Only one thing remains to tell. At the Dean’s funeral in the cathedral some weeks later it was noticed that, though the widow was present, Dean Coombe’s daughter, Leonora was not. However, as the congregation were leaving the cathedral after the service, they heard a cry in the air above them. Looking up they saw a tiny figure on the south tower of the west front. It appeared to be that of a woman waving her arms in the air. Some of the more sharp-sighted among the crowd recognised the figure as that of Miss Leonora Coombe.

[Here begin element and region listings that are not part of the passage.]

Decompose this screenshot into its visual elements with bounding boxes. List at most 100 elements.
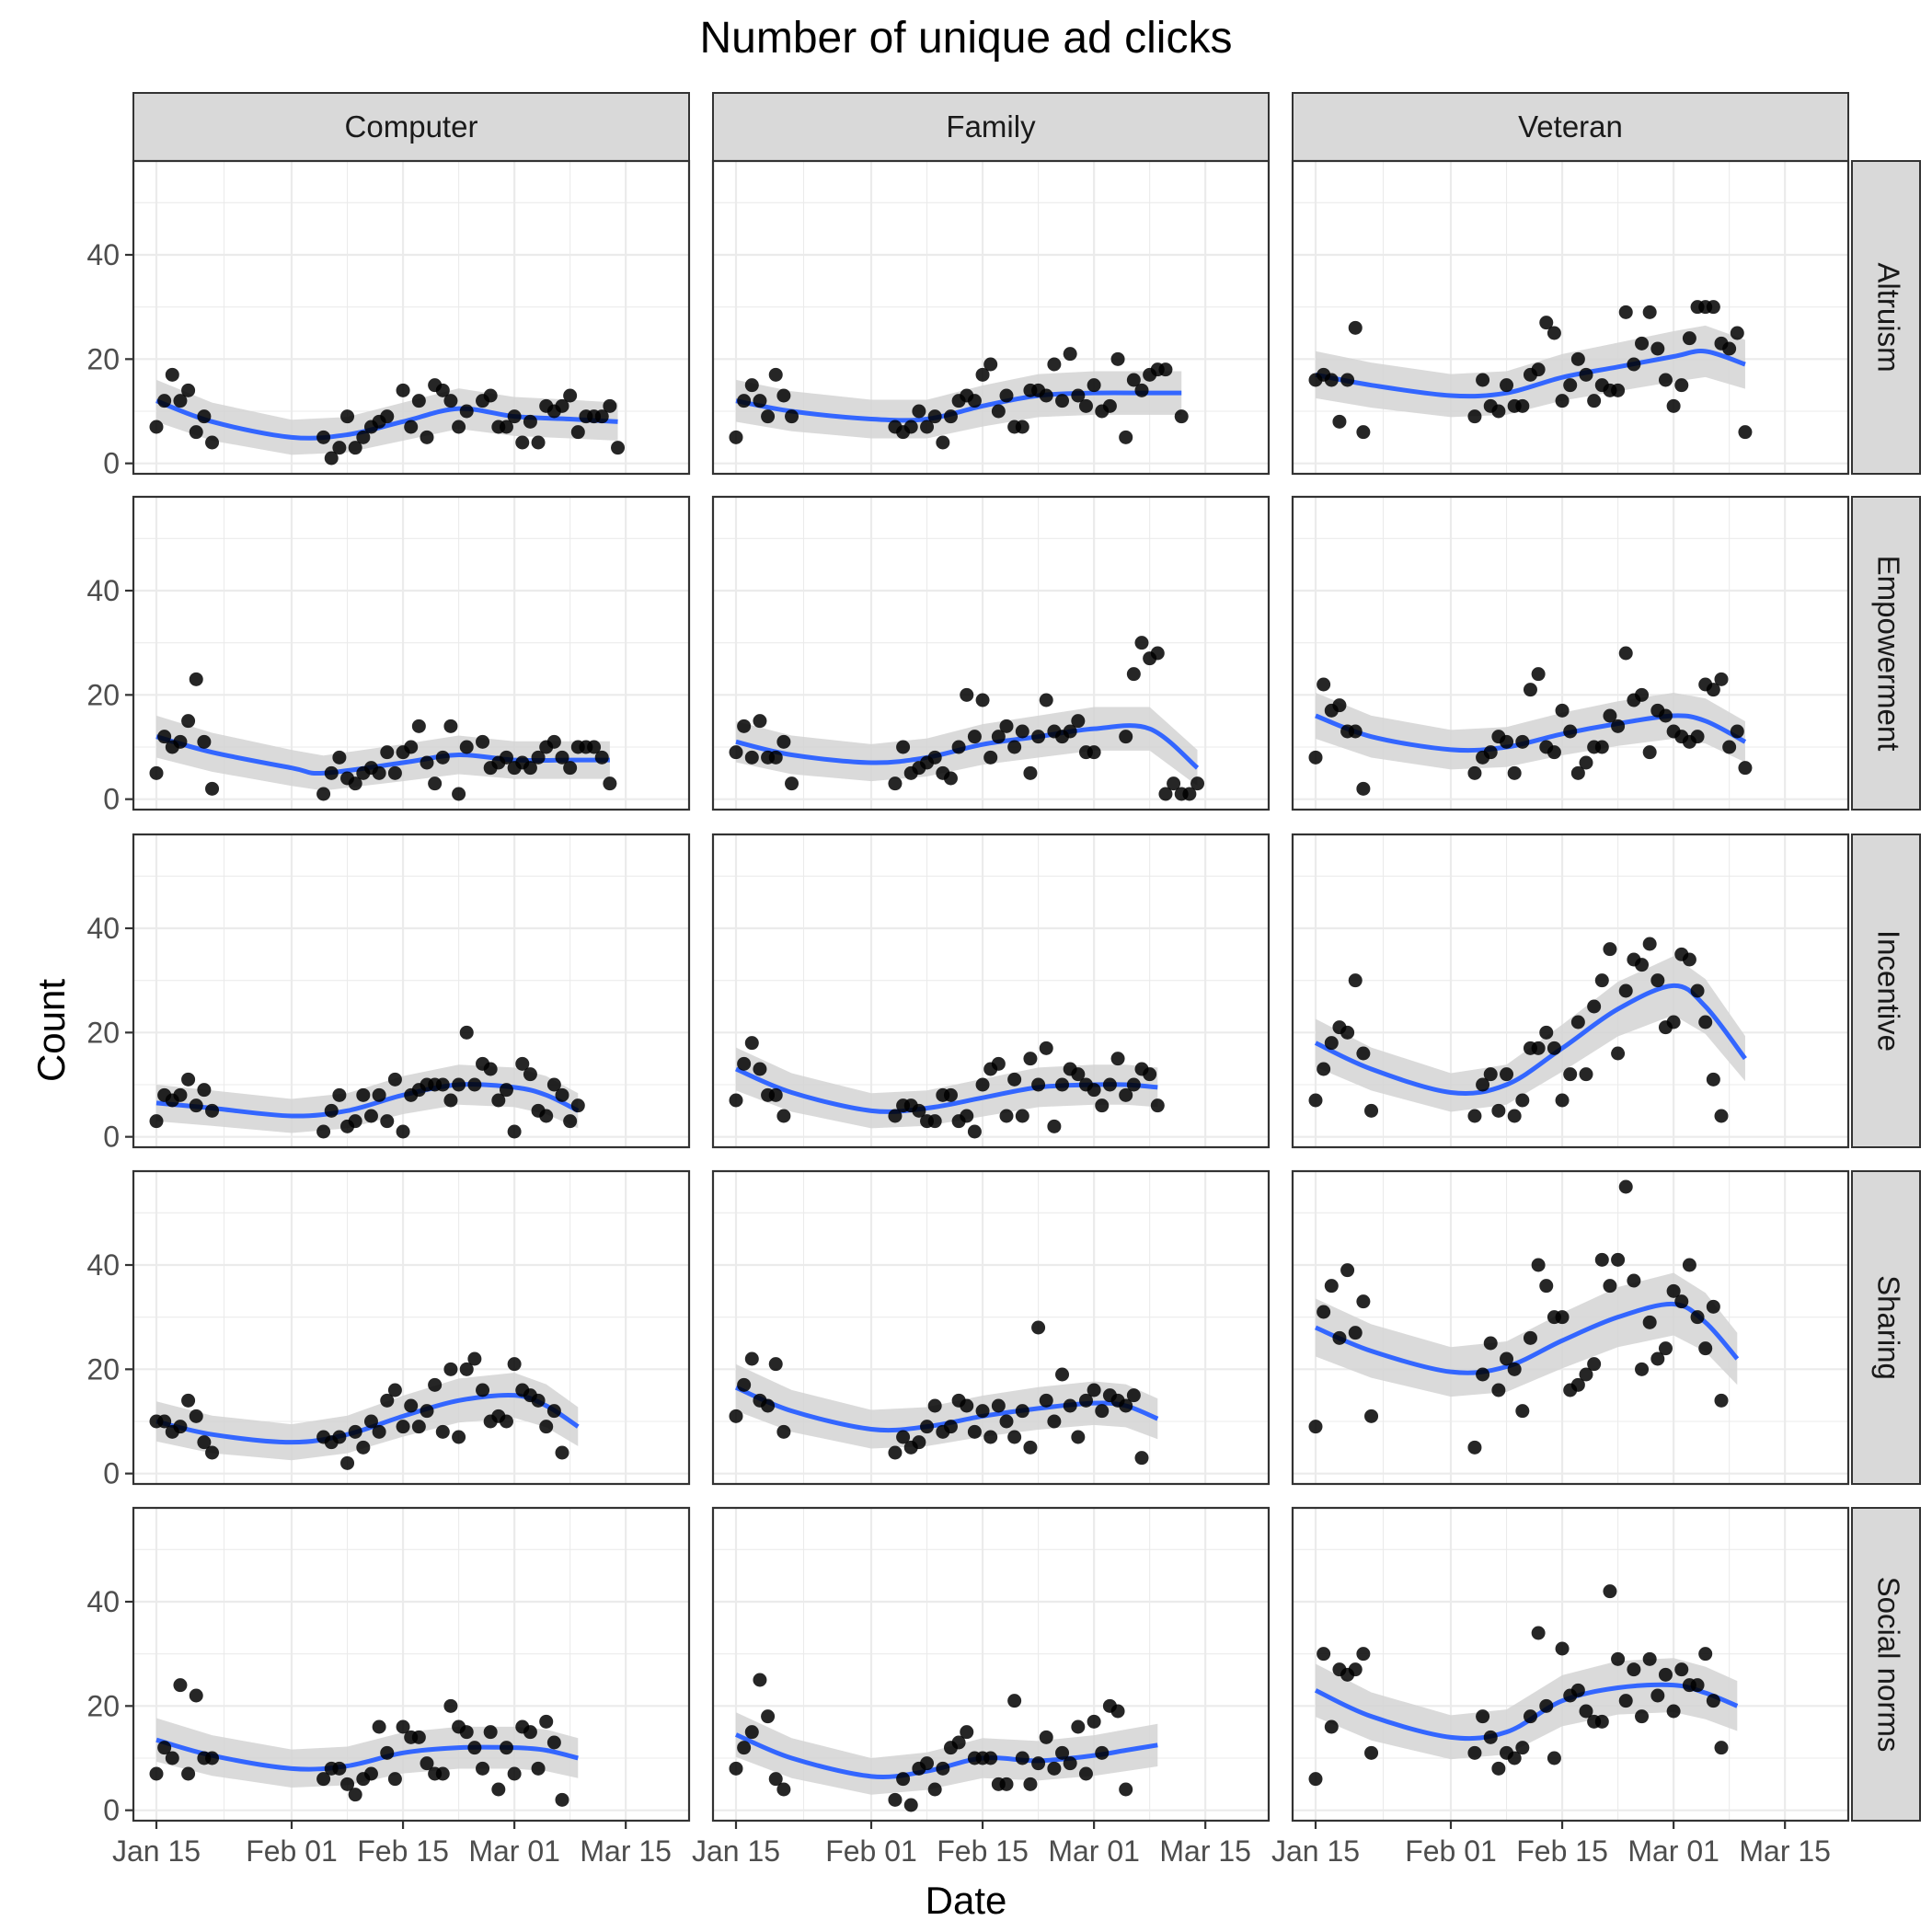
data-point (380, 1745, 395, 1760)
facet-strip-computer (132, 92, 690, 162)
data-point (1698, 1341, 1713, 1356)
data-point (563, 388, 578, 403)
data-point (1563, 724, 1578, 739)
data-point (1047, 357, 1062, 372)
data-point (1539, 1279, 1554, 1294)
data-point (459, 1362, 474, 1376)
data-point (785, 409, 799, 424)
data-point (555, 1087, 569, 1102)
data-point (1015, 420, 1029, 434)
data-point (563, 1114, 578, 1129)
panel-border (1291, 495, 1850, 811)
data-point (1706, 1694, 1720, 1708)
data-point (539, 1420, 554, 1434)
data-point (927, 1398, 942, 1413)
data-point (903, 1798, 918, 1812)
panel-border (1291, 1506, 1850, 1823)
data-point (1587, 1357, 1602, 1372)
panel-veteran-social-norms (1291, 1506, 1850, 1823)
data-point (356, 1440, 371, 1455)
data-point (983, 750, 998, 765)
data-point (316, 430, 331, 444)
data-point (1039, 388, 1053, 403)
data-point (737, 394, 752, 408)
x-tick-label: Feb 01 (825, 1834, 917, 1868)
data-point (967, 394, 982, 408)
data-point (1007, 1072, 1022, 1087)
data-point (197, 1083, 212, 1098)
data-point (1690, 1678, 1705, 1693)
data-point (1095, 1404, 1110, 1419)
data-point (1570, 351, 1585, 366)
data-point (546, 1735, 561, 1750)
data-point (1143, 1067, 1157, 1082)
data-point (499, 750, 513, 765)
data-point (768, 750, 783, 765)
panel-border (132, 495, 691, 811)
data-point (1348, 973, 1363, 988)
data-point (761, 1709, 776, 1724)
panel-computer-social-norms (132, 1506, 691, 1823)
data-point (428, 1377, 443, 1392)
data-point (189, 425, 203, 440)
panel-background (1293, 497, 1848, 810)
data-point (1611, 1651, 1626, 1666)
data-point (555, 750, 569, 765)
data-point (181, 1393, 196, 1408)
data-point (420, 430, 434, 444)
data-point (348, 776, 362, 791)
data-point (452, 1430, 466, 1444)
data-point (1642, 745, 1657, 760)
x-tick-label: Feb 15 (1516, 1834, 1608, 1868)
data-point (1658, 1667, 1673, 1682)
data-point (467, 1741, 482, 1755)
data-point (991, 730, 1006, 744)
data-point (991, 404, 1006, 419)
data-point (920, 420, 935, 434)
panel-border (711, 1506, 1271, 1823)
data-point (967, 1424, 982, 1439)
data-point (531, 750, 546, 765)
data-point (555, 1445, 569, 1460)
data-point (1047, 1414, 1062, 1429)
data-point (531, 1393, 546, 1408)
data-point (531, 1761, 546, 1776)
data-point (411, 1420, 426, 1434)
y-tick-label: 40 (86, 1585, 120, 1618)
data-point (1618, 646, 1633, 661)
data-point (1642, 305, 1657, 319)
y-tick-label: 0 (103, 1457, 120, 1490)
data-point (1579, 755, 1593, 770)
data-point (363, 1766, 378, 1781)
facet-strip-label: Veteran (1518, 109, 1623, 144)
data-point (1063, 1398, 1077, 1413)
data-point (1666, 1704, 1681, 1719)
data-point (603, 776, 617, 791)
data-point (967, 1124, 982, 1139)
panel-family-sharing (711, 1169, 1271, 1486)
data-point (1119, 730, 1133, 744)
data-point (348, 1424, 362, 1439)
data-point (912, 1435, 926, 1450)
data-point (316, 1772, 331, 1787)
data-point (452, 787, 466, 801)
data-point (1547, 1041, 1561, 1055)
facet-strip-empowerment (1851, 496, 1921, 811)
data-point (951, 1735, 966, 1750)
data-point (1531, 362, 1546, 377)
data-point (1467, 765, 1482, 780)
data-point (1023, 1440, 1038, 1455)
x-tick-label: Mar 01 (1048, 1834, 1140, 1868)
data-point (1507, 1362, 1522, 1376)
data-point (1523, 1330, 1537, 1345)
data-point (380, 409, 395, 424)
data-point (1738, 425, 1753, 440)
x-tick-label: Mar 01 (468, 1834, 560, 1868)
data-point (1507, 1109, 1522, 1123)
data-point (157, 394, 172, 408)
data-point (404, 420, 419, 434)
data-point (1126, 667, 1141, 682)
panel-veteran-altruism (1291, 159, 1850, 476)
data-point (387, 765, 402, 780)
data-point (396, 1719, 410, 1734)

In horrified impotence they watched as Leonora mounted the battlements of the tower and hurled herself off it onto the flagstone path at the base of the cathedral. Her skirts billowed out during the fall but did nothing to break it, and, as she descended, all the rooks in the elms of the close seemed to rise as one and set up their hoarse cries of “kaa, kaa, kaa”.

When Leonora hit the ground her head was shattered, and the only mercy of it was that she had died instantly.

Later, in recalling this final episode of the tragedy, several witnesses quoted to me, as if compelled by some inner voice, those final words of the 137th psalm:

“Happy shall he be that taketh thy children and dasheth them against the stones.”